The defense of the so-called “Scottsboro Boys” accused of raping two white women (one repented and actively gave testimony in their favor) and sentenced to long prison terms, was galvanizing and not only for Communists. It was typical of the South that a “Norman Thomas Study Club” of Birmingham, meeting in the basement of Temple Beth El, with the active membership of the new rabbi, along with assorted pacifists, Christian socialists and a few outright communists.
In a way, this odd alliance of types forecast the Popular Front turn that we find in the final chapters. A characteristic figure, Joe Gelders—son of a prominent Alabama restaurateur and himself a physics professor beset by sickness and in need of surgery—put himself forward as a Red. By the end of the 1930s, and thanks in part to the New Deal’s effects on the South, the Mine, Mill and Smelters union had actually built a base for unionization in Birmingham. Beaten terribly on a city street, his heart muscle punctured by a broken rib, Gelders nevertheless took the case of the union organizing Bessemer Steel to the La Follette Committee in Congress. An agreement with a union local was signed, something that would have been considered earlier to be impossible in the racist and reactionary Deep South.
Meanwhile, the CP and its friends launched the Southern Conference for Human Welfare, whose Report on the Economic Conditions of the South, offered decisive evidence that the Southern economy purportedly defended against communists was mostly owned by outsiders. Reds, therefore, were not the key “invaders” after all. Eleanor Roosevelt even arranged a meeting between Gelders and the president. Anti-lynching legislation was prepared (a local newspaper editor called this an attack on the “folkways of our people,” p.150).
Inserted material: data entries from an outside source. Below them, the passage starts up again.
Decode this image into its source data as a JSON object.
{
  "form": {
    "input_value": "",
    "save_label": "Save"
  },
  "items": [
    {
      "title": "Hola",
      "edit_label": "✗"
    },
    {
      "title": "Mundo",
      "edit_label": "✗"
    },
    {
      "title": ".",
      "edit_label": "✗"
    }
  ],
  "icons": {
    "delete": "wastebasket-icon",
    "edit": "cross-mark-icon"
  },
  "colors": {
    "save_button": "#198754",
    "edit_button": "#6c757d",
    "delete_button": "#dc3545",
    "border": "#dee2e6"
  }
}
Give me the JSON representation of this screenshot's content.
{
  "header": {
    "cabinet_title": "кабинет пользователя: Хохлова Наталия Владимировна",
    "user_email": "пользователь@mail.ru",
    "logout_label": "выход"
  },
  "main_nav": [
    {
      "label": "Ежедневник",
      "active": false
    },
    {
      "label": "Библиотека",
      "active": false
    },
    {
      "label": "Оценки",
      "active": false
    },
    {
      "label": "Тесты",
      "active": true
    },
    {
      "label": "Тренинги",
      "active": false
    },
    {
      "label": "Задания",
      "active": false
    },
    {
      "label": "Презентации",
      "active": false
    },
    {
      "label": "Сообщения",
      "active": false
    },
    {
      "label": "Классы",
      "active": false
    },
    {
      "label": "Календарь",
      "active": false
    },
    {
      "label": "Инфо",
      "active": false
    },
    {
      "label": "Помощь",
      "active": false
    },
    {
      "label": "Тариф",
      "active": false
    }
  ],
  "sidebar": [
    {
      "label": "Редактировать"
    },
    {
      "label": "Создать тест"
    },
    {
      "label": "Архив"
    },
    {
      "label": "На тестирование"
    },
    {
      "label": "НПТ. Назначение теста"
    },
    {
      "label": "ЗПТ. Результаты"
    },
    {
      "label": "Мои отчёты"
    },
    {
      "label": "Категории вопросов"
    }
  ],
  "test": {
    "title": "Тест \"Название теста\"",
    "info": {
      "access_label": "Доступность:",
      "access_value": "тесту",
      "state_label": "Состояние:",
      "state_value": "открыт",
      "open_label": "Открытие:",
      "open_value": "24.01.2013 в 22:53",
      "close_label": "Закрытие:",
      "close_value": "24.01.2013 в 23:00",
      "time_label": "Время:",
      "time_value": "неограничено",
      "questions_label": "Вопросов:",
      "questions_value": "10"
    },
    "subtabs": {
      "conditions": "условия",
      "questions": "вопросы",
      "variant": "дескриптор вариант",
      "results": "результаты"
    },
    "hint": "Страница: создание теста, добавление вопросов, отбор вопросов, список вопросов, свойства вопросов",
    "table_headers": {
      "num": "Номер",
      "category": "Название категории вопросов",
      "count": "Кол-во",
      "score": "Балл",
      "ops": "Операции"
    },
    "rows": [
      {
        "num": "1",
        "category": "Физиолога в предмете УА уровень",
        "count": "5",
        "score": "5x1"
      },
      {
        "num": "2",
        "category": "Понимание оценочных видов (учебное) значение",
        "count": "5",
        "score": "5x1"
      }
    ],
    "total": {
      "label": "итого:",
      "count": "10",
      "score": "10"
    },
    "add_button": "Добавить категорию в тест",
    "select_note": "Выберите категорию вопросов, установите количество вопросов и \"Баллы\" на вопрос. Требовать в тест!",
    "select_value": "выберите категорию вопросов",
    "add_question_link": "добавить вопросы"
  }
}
The SCHW had gone where no other national organization was willing to go, and that is surely the chief lesson of the CPUSA in the South. Gelders himself launched the Southern News Almanac in 1940, with contributors as notorious (or distinguished) as Pete Seeger, a paper with more appeal than any Communist publication could gain.
Such efforts could not hold on with the coming of the War or, differently said, gave way to new projects like the Southern Negro Youth Conference, which held on until the Cold War’s full effects hit the Southern left with terrible effort. In another sense, the defeats of ardently pro-New Deal candidates in 1938 elections had forecast the limitations of the Left in large parts of the South.
One of the prominent US labor historians, David Montgomery, told me after he had visited Birmingham, that dozens of African American elderly, retired steelworkers, kept their membership in the Communist Party until their last days. The Southern Left had not failed them, and in that famous long arc of history, the effects of heroic struggles had been imprinted on a region and its future in civil rights and social justice.##
Paul Buhle is retired from Brown University, and remains active in labor history.